Major U.S. retailers continue to import products at higher than normal rates to stay ahead of tariffs, but not as much as last year, according to the National Retail Federation.
This year’s imports are expected to grow modestly compared with 2018’s rush to beat tariff increases, as shown by the monthly Global Port Tracker report released by NRF and Hackett Associates.
The organization attributes this to recent talks with China, after which President Donald Trump said his administration would delay tariffs on another $300 billion in Chinese goods.
“Retailers still want to protect their customers against potential price increases that would come with any additional tariffs, but with the latest proposed tariffs on hold for now and warehouses bulging, there’s only so much they can do,” said Jonathan Gold, NRF’s vice president for supply chain and customs policy. “We will still see some near-record numbers this summer, but right now no one knows whether there will be additional tariffs or not. We hope the restarted negotiations with China will result in significant reforms rather than more tariffs that tax American companies and consumers.”

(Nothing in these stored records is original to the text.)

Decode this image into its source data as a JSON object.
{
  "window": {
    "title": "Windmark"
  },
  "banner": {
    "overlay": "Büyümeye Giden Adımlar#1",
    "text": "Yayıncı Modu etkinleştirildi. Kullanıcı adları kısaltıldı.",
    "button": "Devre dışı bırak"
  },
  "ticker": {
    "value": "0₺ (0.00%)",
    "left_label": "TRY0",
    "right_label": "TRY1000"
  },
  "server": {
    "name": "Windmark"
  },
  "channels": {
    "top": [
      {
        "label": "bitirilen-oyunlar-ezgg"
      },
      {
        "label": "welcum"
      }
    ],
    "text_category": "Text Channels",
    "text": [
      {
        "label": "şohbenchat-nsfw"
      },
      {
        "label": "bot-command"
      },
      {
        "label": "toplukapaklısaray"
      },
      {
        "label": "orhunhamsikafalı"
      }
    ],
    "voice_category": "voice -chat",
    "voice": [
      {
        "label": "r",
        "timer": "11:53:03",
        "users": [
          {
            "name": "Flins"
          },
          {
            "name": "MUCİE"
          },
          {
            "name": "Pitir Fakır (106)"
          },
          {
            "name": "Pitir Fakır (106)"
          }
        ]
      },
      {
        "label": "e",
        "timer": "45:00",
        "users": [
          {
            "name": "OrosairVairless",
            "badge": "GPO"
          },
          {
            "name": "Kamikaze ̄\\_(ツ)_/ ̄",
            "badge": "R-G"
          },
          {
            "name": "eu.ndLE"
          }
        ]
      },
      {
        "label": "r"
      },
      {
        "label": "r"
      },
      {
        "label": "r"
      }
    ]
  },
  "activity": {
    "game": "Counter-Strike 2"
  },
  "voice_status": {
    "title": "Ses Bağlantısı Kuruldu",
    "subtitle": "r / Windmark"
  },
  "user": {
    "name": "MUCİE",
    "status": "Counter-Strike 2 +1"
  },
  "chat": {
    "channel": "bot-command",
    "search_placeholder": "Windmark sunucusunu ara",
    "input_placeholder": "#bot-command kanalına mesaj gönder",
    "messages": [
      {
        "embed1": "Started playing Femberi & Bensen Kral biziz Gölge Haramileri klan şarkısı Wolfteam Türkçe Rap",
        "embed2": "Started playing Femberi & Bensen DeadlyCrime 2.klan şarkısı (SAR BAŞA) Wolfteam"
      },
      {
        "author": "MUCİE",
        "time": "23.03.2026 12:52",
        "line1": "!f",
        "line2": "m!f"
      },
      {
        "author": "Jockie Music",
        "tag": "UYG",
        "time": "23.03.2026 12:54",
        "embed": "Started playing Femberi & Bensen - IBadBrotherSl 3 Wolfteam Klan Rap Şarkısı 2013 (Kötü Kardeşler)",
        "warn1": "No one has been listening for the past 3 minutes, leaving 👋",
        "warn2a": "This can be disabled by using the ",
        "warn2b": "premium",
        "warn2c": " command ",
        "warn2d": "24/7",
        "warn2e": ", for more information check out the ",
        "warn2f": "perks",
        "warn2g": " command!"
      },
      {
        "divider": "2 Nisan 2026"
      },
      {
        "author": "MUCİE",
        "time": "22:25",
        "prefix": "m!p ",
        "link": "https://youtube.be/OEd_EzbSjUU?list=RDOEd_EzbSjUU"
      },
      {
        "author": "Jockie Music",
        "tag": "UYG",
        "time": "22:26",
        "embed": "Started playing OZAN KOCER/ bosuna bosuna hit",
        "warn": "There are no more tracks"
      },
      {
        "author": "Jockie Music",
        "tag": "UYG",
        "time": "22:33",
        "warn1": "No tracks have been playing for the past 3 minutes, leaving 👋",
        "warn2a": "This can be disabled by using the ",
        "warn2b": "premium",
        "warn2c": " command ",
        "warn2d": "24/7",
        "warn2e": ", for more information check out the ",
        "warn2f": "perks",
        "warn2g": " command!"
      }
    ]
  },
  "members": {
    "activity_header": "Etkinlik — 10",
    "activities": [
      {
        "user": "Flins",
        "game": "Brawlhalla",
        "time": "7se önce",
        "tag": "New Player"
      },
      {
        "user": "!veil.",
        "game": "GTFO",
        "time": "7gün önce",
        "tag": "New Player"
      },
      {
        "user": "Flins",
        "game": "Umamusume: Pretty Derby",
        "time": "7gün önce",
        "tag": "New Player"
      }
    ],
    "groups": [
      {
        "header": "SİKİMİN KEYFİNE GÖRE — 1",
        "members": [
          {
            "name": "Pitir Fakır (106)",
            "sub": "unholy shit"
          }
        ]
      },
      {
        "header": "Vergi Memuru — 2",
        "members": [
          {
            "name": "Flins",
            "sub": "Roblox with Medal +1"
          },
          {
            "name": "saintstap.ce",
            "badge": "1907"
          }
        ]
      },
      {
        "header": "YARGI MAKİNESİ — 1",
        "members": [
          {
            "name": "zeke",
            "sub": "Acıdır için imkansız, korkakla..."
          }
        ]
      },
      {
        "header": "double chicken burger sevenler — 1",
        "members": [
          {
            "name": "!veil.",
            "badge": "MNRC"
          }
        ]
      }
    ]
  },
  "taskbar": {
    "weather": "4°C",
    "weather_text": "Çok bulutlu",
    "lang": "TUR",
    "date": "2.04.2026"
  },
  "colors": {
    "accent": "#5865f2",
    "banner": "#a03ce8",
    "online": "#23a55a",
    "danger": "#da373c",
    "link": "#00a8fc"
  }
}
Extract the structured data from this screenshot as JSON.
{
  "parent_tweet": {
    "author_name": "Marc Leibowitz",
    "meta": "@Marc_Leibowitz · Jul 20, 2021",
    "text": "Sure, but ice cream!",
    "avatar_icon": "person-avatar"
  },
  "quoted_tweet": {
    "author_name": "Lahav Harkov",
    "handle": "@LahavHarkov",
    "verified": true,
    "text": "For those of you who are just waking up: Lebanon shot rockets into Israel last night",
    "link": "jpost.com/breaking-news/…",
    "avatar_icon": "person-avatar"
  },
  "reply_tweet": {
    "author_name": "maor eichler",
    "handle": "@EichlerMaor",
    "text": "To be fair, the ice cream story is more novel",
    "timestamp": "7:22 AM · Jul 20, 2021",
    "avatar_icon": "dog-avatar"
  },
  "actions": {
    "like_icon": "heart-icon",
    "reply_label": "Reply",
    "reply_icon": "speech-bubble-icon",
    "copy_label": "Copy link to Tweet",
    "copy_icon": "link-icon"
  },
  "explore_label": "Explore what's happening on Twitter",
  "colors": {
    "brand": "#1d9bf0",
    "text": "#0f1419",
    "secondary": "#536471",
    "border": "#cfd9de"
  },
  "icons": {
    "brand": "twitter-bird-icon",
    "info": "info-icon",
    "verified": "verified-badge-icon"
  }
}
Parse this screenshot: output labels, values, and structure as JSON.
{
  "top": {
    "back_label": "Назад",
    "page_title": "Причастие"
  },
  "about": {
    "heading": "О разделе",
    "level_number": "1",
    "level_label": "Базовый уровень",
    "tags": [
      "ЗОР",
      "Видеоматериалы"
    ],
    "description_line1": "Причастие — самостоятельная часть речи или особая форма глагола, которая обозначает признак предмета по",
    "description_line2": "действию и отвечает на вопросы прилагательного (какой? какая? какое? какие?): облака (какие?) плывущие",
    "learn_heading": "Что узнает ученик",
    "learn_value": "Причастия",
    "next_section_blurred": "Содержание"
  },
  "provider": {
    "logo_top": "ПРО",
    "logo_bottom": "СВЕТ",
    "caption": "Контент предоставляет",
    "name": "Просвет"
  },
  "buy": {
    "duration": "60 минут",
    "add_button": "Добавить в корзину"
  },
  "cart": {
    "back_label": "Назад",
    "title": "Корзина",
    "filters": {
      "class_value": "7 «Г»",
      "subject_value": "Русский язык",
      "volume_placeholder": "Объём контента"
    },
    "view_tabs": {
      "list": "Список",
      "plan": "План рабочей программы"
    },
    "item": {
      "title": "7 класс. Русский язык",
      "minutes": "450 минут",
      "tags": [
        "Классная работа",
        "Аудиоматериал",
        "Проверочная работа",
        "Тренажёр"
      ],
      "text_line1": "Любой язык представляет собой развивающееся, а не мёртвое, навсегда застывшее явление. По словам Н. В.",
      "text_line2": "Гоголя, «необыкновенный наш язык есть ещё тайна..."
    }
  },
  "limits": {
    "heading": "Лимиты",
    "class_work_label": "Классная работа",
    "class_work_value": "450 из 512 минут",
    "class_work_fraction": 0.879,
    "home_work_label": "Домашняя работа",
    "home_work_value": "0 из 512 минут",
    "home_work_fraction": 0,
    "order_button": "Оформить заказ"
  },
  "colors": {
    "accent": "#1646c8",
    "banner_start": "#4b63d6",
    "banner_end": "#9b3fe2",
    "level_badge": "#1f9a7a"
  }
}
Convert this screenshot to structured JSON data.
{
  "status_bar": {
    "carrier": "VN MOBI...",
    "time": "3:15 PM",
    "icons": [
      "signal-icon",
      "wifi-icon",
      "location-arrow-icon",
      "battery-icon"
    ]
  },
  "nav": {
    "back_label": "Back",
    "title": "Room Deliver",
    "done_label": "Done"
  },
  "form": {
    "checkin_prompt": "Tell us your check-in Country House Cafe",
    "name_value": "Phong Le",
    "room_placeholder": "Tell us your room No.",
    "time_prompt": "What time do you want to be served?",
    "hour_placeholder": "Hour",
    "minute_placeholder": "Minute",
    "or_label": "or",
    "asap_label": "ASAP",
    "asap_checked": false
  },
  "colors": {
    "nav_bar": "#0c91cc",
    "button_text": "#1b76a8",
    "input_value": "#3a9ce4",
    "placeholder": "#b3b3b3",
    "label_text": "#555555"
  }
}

So far, tariffs of 25% have been placed on $250 billion in goods from China. Trump has indicated it may add another $300 billion to that tally. But after talks in June between Trump and China President Xi Jinping, the president said he would not impose the increases for now.
The retailing organizations fall squarely against increasing tariffs. “Trade has become the sharp end of foreign policy, and we continue to believe that this will ultimately damage both sides of the conflict in a lose-lose situation,” said Ben Hackett, founder of the company that bears his name.
According to the Global Port Tracker data, the U.S. ports monitored by the organization saw a 6% increase in May over the month before, and a 1.4% increase year-over-year. June’s imports were expected to rise less than 1% over the same time the previous year.